Mergers and acquisitions (M&A) are a popular way of achieving rapid growth and market entry. However, the performance of acquisitions is mixed. Half of acquisitions fail to meet acquirer expectations. Yet, acquisitions remain a central element of corporate strategy. How then can firms improve the post-acquisition integration performance of acquired firms?
First, let us see if undertaking an acquisition is a tactic worth following. Studies suggest the post-acquisition performance of acquired public companies is mixed.
- 43% of international acquisitions fail to produce financial returns that exceed the acquirer’s cost of capital
- 45 to 55% of acquirers are highly dissatisfied or neutral with the performance of their acquisitions
- Acquired public companies gain 30% in market value while shareholders of acquiring companies lose 5%.
- 50% of individual acquisitions show positive returns
- if acquirers hold acquisition for an average of seven years, 40% the acquisitions are sold at a price that exceeds its acquisition costs
Three factors account for the disparity in acquisition performance.
- the effectiveness of the post-acquisition integration;
- employee resistance to the acquisition; and
- the value the acquisition creates.
Let us have a closer look at how the post-acquisition integration may affect results. An acquisition may have opportunity for value creation. However; it does not guarantee acquisition success. Substantial organizational change may result from the realization of operational synergies, elimination of redundancy, integration of financial reporting and control systems, and the relocation of knowledge employees. To be successful, these changes must be implemented in a manner to create value. It must be accomplished without destroying the inherent value within the individual businesses. It also should not impose new demands on the acquired firm. Moreover, it should maintain the motivation of the retained employees.
The challenge is in deciding the degree to which organizations should be integrated following an acquisition. A lack of integration may hinder the transfer of strategic capabilities necessary for value creation while over integration may cause unnecessary organizational conflict adding to the implementation cost. Consider:
- What value do you seek that is driving the acquisition? How much interdependence needs to be established between the two companies to achieve the desired value? For example, if there is a need to share resources and engage in knowledge transfer, then a high to moderate strategic interdependence is required. By contrast, if there is less of a need for operational value creation and restructuring, this suggests a lower requirement for interdependence.
- Is it necessary to preserve the organizational autonomy of the acquired firm in order to preserve its distinctive capabilities? For example, if the firm is being acquired for its innovation capabilities it may be important post-acquisition to preserve a culture, which supports innovation.
Carefully consider your answers to the above questions, as it will lead you to favour one of the four integration approaches outlined below.
You would undertake absorption if you have a high need for strategic interdependence and a low need for organizational autonomy of the acquired company. The goal is to absorb the new entity into your operation. Your aim is to consolidate the operations, the structures, and cultures of both organizations, and dissolve the boundaries between the firms. This approach emphasizes cost reduction and resource sharing. It will result in executive departures.
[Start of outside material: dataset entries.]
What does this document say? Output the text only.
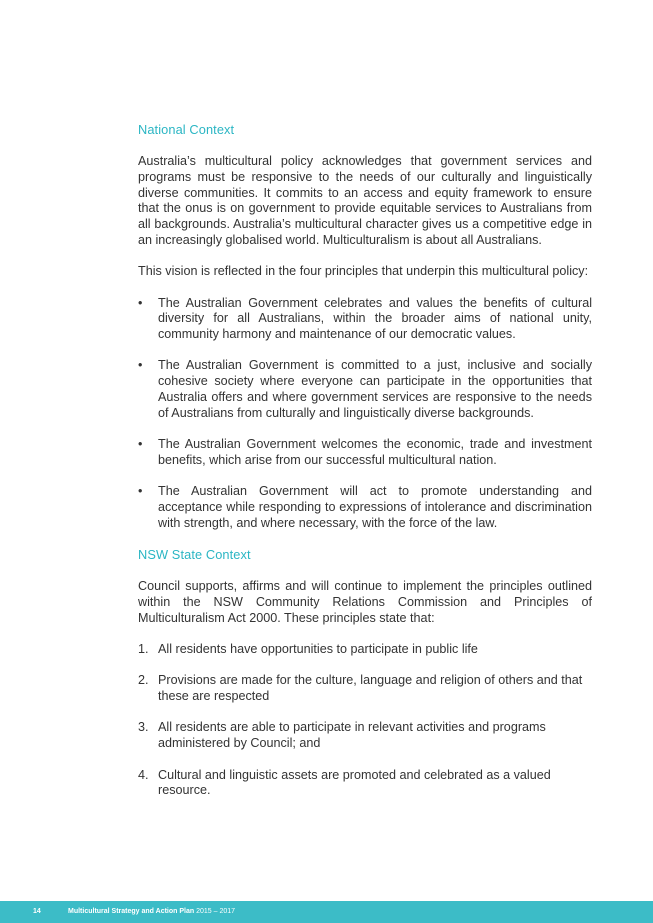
National Context

Australia’s multicultural policy acknowledges that government services and programs must be responsive to the needs of our culturally and linguistically diverse communities. It commits to an access and equity framework to ensure that the onus is on government to provide equitable services to Australians from all backgrounds. Australia’s multicultural character gives us a competitive edge in an increasingly globalised world. Multiculturalism is about all Australians.

This vision is reflected in the four principles that underpin this multicultural policy:

• The Australian Government celebrates and values the benefits of cultural diversity for all Australians, within the broader aims of national unity, community harmony and maintenance of our democratic values.

• The Australian Government is committed to a just, inclusive and socially cohesive society where everyone can participate in the opportunities that Australia offers and where government services are responsive to the needs of Australians from culturally and linguistically diverse backgrounds.

• The Australian Government welcomes the economic, trade and investment benefits, which arise from our successful multicultural nation.

• The Australian Government will act to promote understanding and acceptance while responding to expressions of intolerance and discrimination with strength, and where necessary, with the force of the law.

NSW State Context

Council supports, affirms and will continue to implement the principles outlined within the NSW Community Relations Commission and Principles of Multiculturalism Act 2000. These principles state that:

1. All residents have opportunities to participate in public life

2. Provisions are made for the culture, language and religion of others and that these are respected

3. All residents are able to participate in relevant activities and programs administered by Council; and

4. Cultural and linguistic assets are promoted and celebrated as a valued resource.

14	Multicultural Strategy and Action Plan 2015 – 2017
The goal is to preserve the acquired firm as acquired. It is a stand-alone subsidiary with a high degree of autonomy. This approach assumes a low need for strategic interdependence between the combined businesses. The acquired firm retains its organizational environment and its embedded capabilities.
In this approach to integration, firms are connected with and dependent on each other to the advantage of both. The goal of the acquiring firm is to achieve a balance between preserving the organizational autonomy of the acquired firm while transferring strategic capabilities between the two businesses.
In symbiotic situations, there is a high degree of strategic interdependence between the two businesses. However, the acquired firm needs to retain its autonomy as its capabilities are embedded in an organizational environment different from that of the acquiring firm. Typically, the acquired firm’s CEO is retained. This serves to protect the original organizational environment and capability.
In this approach, the acquired firm needs to undergo a business turnaround. The acquired company’s underperformance suggests there is little requirement to preserve the existing organizational environment. Generally, a wholesale culture change is required to affect a turnaround. The dominant value creation mechanism is restructuring. A low level of strategic interdependence is required. Thus, the acquired firm is stripped of its autonomy. In such cases, there is little need for strategic interdependence beyond general management knowledge transfer and the implementation of tight financial controls.
The four integration approaches are a general description of the choices to a post-acquisition strategy. Complex acquisitions may contain business units or sets of capabilities that vary. Thus, there may be a need for trade-offs between strategic interdependence and organizational autonomy. There may be a need to use more than one integration approach. Reality may dictate a need to alter the approach. However, at the end of the day the trade-offs are essentially between strategic and organizational needs. These are the key determinants as to the choice of one integration approach over another.